Thanks for this excellent update!

There's one more thing that irks me here:

On 23/07/2014 13:36, [email protected] wrote:
<snips>
Being a volunteer at Mozilla means you freely donate your time, ideas, 
heartbeats, etc. to help us accomplish our mission.
> You agree that you are here because you are passionate about the Web and have no expectation of compensation.

There are two things which bother me about this sentence.
1) agreeing that you're passionate seems odd. Maybe just, "You are here because you are passionate... and you agree that you have..." ?
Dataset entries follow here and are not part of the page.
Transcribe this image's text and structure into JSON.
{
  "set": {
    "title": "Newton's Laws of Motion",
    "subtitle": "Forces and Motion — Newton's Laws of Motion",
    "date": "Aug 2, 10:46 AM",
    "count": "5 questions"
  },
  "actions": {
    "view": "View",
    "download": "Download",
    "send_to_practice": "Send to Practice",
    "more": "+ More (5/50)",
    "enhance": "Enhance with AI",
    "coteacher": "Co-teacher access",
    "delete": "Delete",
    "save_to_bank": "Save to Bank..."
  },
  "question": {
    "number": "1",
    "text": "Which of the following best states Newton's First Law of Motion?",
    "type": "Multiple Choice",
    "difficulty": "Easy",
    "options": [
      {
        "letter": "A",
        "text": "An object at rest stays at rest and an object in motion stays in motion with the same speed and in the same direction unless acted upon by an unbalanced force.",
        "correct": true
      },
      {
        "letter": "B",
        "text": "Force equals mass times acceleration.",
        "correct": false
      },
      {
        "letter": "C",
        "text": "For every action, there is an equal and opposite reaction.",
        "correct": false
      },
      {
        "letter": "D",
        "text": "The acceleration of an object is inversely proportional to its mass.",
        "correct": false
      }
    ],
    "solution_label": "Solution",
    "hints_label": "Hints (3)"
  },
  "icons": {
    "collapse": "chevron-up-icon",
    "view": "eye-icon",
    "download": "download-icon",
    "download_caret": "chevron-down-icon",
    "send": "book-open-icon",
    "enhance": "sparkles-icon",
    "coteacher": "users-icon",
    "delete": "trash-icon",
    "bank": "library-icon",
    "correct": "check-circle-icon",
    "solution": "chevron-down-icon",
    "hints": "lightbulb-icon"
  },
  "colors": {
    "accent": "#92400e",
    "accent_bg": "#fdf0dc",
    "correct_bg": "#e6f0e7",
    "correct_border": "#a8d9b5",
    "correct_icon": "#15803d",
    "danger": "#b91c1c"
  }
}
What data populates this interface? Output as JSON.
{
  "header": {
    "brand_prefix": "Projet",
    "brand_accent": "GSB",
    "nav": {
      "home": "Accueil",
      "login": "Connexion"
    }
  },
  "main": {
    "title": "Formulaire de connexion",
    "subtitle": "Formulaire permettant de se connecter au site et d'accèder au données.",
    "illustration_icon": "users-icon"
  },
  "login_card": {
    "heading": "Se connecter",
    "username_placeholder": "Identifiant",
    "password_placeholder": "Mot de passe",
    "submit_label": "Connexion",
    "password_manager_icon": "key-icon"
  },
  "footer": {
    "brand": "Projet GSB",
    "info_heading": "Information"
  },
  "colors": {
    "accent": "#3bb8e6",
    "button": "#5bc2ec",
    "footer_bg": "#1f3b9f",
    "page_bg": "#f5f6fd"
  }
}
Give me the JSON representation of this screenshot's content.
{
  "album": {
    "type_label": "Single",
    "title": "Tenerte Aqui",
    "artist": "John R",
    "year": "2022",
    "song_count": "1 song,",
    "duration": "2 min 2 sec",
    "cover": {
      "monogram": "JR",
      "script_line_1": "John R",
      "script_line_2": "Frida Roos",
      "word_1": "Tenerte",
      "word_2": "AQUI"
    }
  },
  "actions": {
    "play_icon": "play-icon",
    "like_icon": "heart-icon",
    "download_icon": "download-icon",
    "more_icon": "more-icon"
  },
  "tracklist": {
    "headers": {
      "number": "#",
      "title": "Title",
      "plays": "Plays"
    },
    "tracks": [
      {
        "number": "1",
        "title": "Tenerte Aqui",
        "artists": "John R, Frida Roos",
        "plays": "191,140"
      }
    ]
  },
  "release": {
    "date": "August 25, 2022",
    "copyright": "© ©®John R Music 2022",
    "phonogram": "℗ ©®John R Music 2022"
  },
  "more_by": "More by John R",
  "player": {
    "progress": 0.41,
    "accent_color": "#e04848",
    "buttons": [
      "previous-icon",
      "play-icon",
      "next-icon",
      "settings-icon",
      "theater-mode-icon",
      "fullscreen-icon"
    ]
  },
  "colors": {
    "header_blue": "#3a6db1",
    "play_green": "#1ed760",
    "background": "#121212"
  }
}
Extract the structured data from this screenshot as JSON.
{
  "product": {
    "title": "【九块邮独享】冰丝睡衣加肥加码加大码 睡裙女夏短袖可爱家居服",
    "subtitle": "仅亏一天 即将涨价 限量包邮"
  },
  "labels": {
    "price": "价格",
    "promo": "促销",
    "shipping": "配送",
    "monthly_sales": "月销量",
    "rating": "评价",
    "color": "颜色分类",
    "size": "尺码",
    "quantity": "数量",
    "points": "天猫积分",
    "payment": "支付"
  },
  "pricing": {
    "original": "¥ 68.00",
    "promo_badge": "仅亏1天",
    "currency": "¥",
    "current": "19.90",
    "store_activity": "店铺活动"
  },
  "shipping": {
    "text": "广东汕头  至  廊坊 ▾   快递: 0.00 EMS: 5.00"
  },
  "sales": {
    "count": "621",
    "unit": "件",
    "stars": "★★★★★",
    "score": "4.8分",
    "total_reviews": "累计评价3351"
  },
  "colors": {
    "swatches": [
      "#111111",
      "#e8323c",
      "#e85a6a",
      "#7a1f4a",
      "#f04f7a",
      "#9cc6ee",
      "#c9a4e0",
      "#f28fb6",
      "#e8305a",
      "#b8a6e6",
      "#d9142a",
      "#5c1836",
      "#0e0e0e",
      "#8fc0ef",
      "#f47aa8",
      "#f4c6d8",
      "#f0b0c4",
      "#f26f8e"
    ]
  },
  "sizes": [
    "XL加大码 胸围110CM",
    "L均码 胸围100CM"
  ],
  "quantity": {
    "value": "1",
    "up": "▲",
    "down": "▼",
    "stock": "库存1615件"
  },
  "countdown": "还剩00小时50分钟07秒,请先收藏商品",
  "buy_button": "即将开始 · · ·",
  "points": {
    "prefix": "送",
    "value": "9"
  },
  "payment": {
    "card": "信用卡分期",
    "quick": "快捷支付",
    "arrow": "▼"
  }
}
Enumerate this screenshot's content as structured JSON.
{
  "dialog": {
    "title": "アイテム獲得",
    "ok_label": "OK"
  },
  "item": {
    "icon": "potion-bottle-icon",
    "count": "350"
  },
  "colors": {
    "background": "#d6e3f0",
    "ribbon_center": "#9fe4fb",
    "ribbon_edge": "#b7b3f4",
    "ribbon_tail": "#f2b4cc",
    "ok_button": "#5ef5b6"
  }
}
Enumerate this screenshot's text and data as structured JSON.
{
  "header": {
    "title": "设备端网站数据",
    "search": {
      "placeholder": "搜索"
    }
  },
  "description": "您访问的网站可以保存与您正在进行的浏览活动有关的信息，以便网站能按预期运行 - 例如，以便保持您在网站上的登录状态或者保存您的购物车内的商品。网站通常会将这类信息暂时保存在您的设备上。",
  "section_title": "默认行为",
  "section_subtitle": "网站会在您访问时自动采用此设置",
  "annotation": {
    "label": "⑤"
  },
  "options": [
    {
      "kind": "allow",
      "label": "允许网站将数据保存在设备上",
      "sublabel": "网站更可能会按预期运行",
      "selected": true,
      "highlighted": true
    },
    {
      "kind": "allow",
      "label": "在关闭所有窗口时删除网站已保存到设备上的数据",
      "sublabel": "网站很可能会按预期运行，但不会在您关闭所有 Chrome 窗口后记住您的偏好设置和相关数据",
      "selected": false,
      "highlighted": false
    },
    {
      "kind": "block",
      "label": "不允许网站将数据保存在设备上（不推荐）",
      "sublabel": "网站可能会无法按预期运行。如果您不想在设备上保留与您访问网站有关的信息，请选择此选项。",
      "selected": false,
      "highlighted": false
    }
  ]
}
2) for most of the 8+ years that I was involved as a volunteer (now being paid staff and coming up on my 10th moziversary), I actually had ample compensation. Some examples:

* The feeling of being involved with something bigger than just you, for the Greater Good. Without trying to be soppy about it, that was and is a big deal, and probably still is for lots of other people, too. There's ample research that people being valued is significant in terms of life/job/... satisfaction, and so I would consider it "compensation", too. More concrete things:
* Lots of free-as-in-money practical engineering experience
* Lots of interaction with really really smart people
* Invitations to conferences, mozcamps and so on, in some cases with the possibility of being reimbursed for expenses (for someone who's a student, a free-as-in-money trip like this is significant, even if it might pale in comparison to silicon valley salaries) * resume-worthy things-to-have done. I got my first "proper" engineering job interview essentially without the company having seen my CV, because the lead dev heard that I'd contributed stuff to Firefox. That alone was a big enough thing for them to at least want to talk.

While I understand that if you're new to the project and file one bug, or write a single blog comment on hacks.m.o, you shouldn't be expecting moco to hire you the next day, or for us to send you a 10,000$ check, it seems equally wrong to say that it isn't right for volunteers to expect/desire/appreciate a "thank you" of some kind after years of giving their time, ideas, ...

I expect that what we're really trying to get at in the agreement is "you don't get to sue us for financial compensation for putting in time", and that makes perfect sense, but I wonder if we can be still better about how we phrase this.